One of the first steps in becoming a successful reader is to learn to recognize the letters of the alphabet. The alphabetic principle teaches that spoken language is represented by written words that are made up of varying combinations of letters, and that these letters and combinations of them make up all of the sounds in spoken language. Attaching sounds to these letters and learning to write them paves the way to successful reading and writing.

Learning to say their ABCs is a great start for any preschooler, but it is just as important for your child to learn the sounds of the letters. Preschoolers, who know the sounds of the letters of the alphabet, have an easier time learning to read.

In order to read, every child must know the sounds of the letters as well as the shapes and order. More than that he must be able to recall them quickly. When he sees the letter he should be able to say the letter or vocalize its sound without hesitation.
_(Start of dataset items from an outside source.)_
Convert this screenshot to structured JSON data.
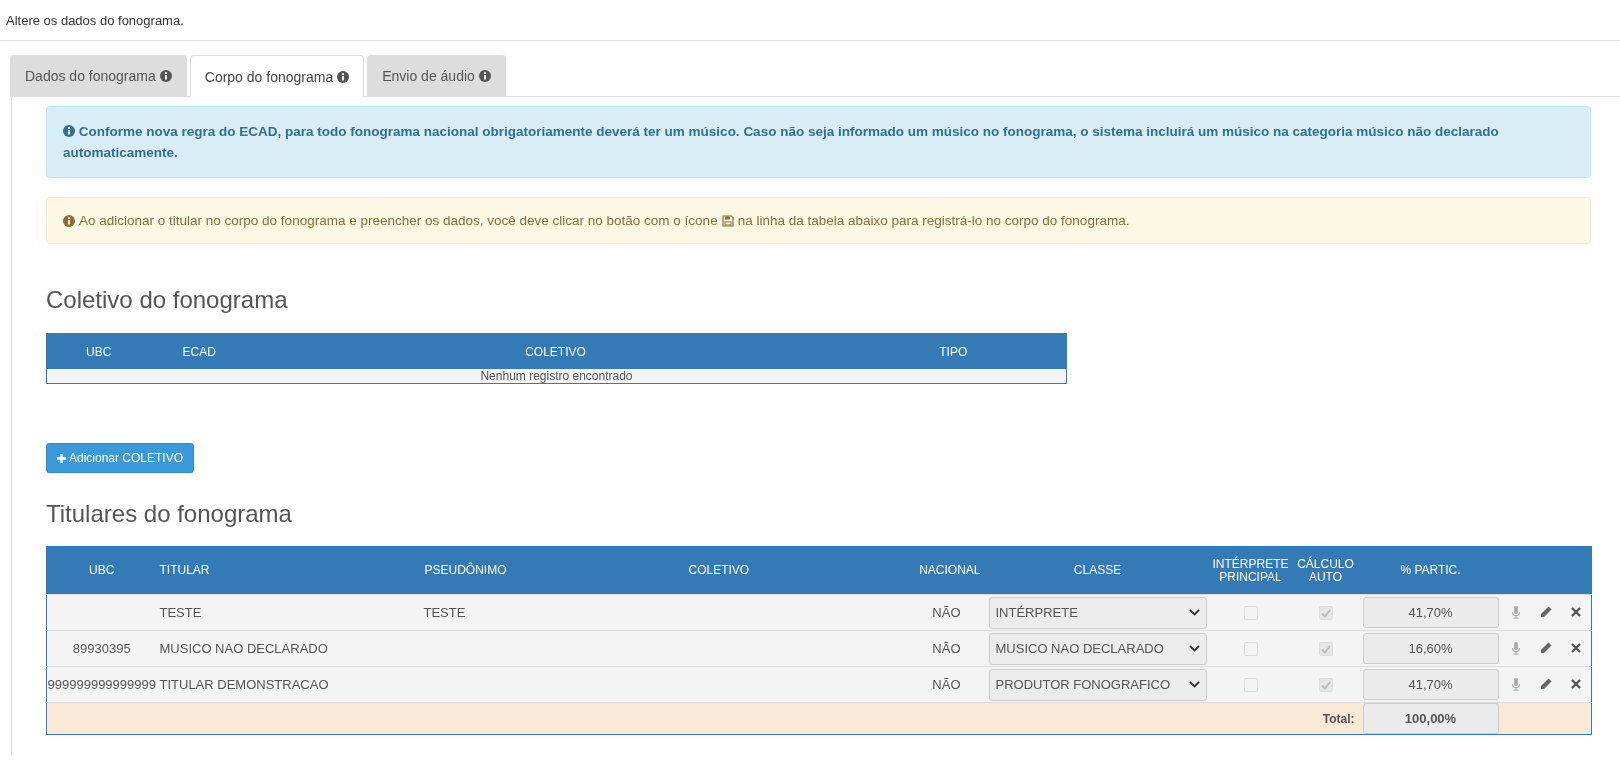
{
  "page_title": "Altere os dados do fonograma.",
  "tabs": [
    {
      "label": "Dados do fonograma",
      "selected": false
    },
    {
      "label": "Corpo do fonograma",
      "selected": true
    },
    {
      "label": "Envio de áudio",
      "selected": false
    }
  ],
  "info_alert": {
    "text": "Conforme nova regra do ECAD, para todo fonograma nacional obrigatoriamente deverá ter um músico. Caso não seja informado um músico no fonograma, o sistema incluirá um músico na categoria músico não declarado automaticamente."
  },
  "warning_alert": {
    "text_before_icon": "Ao adicionar o titular no corpo do fonograma e preencher os dados, você deve clicar no botão com o ícone",
    "text_after_icon": "na linha da tabela abaixo para registrá-lo no corpo do fonograma."
  },
  "coletivo_section": {
    "heading": "Coletivo do fonograma",
    "columns": [
      "UBC",
      "ECAD",
      "COLETIVO",
      "TIPO"
    ],
    "empty_message": "Nenhum registro encontrado",
    "add_button": "Adicionar COLETIVO"
  },
  "titulares_section": {
    "heading": "Titulares do fonograma",
    "columns": [
      "UBC",
      "TITULAR",
      "PSEUDÔNIMO",
      "COLETIVO",
      "NACIONAL",
      "CLASSE",
      "INTÉRPRETE PRINCIPAL",
      "CÁLCULO AUTO",
      "% PARTIC."
    ],
    "rows": [
      {
        "ubc": "",
        "titular": "TESTE",
        "pseudonimo": "TESTE",
        "coletivo": "",
        "nacional": "NÃO",
        "classe": "INTÉRPRETE",
        "interprete_principal": false,
        "calculo_auto": true,
        "partic": "41,70%"
      },
      {
        "ubc": "89930395",
        "titular": "MUSICO NAO DECLARADO",
        "pseudonimo": "",
        "coletivo": "",
        "nacional": "NÃO",
        "classe": "MUSICO NAO DECLARADO",
        "interprete_principal": false,
        "calculo_auto": true,
        "partic": "16,60%"
      },
      {
        "ubc": "999999999999999",
        "titular": "TITULAR DEMONSTRACAO",
        "pseudonimo": "",
        "coletivo": "",
        "nacional": "NÃO",
        "classe": "PRODUTOR FONOGRAFICO",
        "interprete_principal": false,
        "calculo_auto": true,
        "partic": "41,70%"
      }
    ],
    "total_label": "Total:",
    "total_value": "100,00%"
  }
}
This should happen whether he hears the letters in order or not.

While the alphabet song can be a fun way to start learning the ABCs it is not enough because children also need to be able to identify each individual letter. In fact, this skill is much more important than knowing where it falls in the alphabet as it is the key in learning to read.

Research shows it is important for young children to be able to:

- Recognize and name letters
- Recognize beginning letters in familiar words (especially their own name)
- Recognize both capital and lowercase letters
- Relate letters to the specific sounds they represent

Knowledge of the alphabet is the foundation to your child's literacy development and you shouldn't assume your child will learn this skill in kindergarten. Waiting until kindergarten to learn the ABCs will put your child behind many other students and may cause added stress.
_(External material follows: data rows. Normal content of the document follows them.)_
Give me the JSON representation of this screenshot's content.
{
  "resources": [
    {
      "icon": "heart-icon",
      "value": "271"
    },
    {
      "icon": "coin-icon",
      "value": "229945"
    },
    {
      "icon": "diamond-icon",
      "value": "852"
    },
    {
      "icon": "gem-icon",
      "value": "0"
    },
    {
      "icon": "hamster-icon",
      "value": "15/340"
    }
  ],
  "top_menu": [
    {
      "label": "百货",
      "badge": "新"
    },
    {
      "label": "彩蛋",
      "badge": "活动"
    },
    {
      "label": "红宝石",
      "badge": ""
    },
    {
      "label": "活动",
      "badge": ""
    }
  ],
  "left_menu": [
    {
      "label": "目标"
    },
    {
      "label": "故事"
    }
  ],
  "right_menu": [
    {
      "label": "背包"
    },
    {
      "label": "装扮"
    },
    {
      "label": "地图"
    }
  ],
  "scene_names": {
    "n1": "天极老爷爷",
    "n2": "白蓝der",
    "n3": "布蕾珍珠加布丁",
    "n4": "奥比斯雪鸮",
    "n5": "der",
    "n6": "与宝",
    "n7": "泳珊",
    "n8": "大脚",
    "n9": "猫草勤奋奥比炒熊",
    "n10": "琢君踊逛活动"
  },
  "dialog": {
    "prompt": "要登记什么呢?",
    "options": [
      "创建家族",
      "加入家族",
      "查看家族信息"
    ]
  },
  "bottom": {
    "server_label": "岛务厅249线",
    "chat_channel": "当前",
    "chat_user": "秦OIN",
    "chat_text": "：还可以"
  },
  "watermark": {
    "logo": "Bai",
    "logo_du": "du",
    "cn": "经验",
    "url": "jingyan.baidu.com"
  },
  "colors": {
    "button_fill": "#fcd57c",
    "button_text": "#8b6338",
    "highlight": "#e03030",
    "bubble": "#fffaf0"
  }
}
Children who can read independently "translate" alphabet shapes accurately back into sounds. If we want our children to be able to read independently, we needed to teach them:

- The shapes of the alphabet letters;
- The various sounds of each letter;
- The sounds made by combined letters.

You can start teaching the alphabet when your child is young. My son mastered his letters by his second birthday and I helped him do that without flashcards and without whining! He loves working with his "letters" and even now as he approaches his fourth birthday requests a particular game or activity. He doesn't know he's learning-he just thinks he's having fun with his Mommy.

There are many ways that you can help your preschooler learn the sounds and names of the letters of the alphabet.

You don't need expensive tools and programs and in fact many of those can be counterproductive as they make learning work. My greatest success was simply to work on letters in context with the world whenever he seemed open to the opportunity. The alphabet became simply a part of our daily life including errands and play time.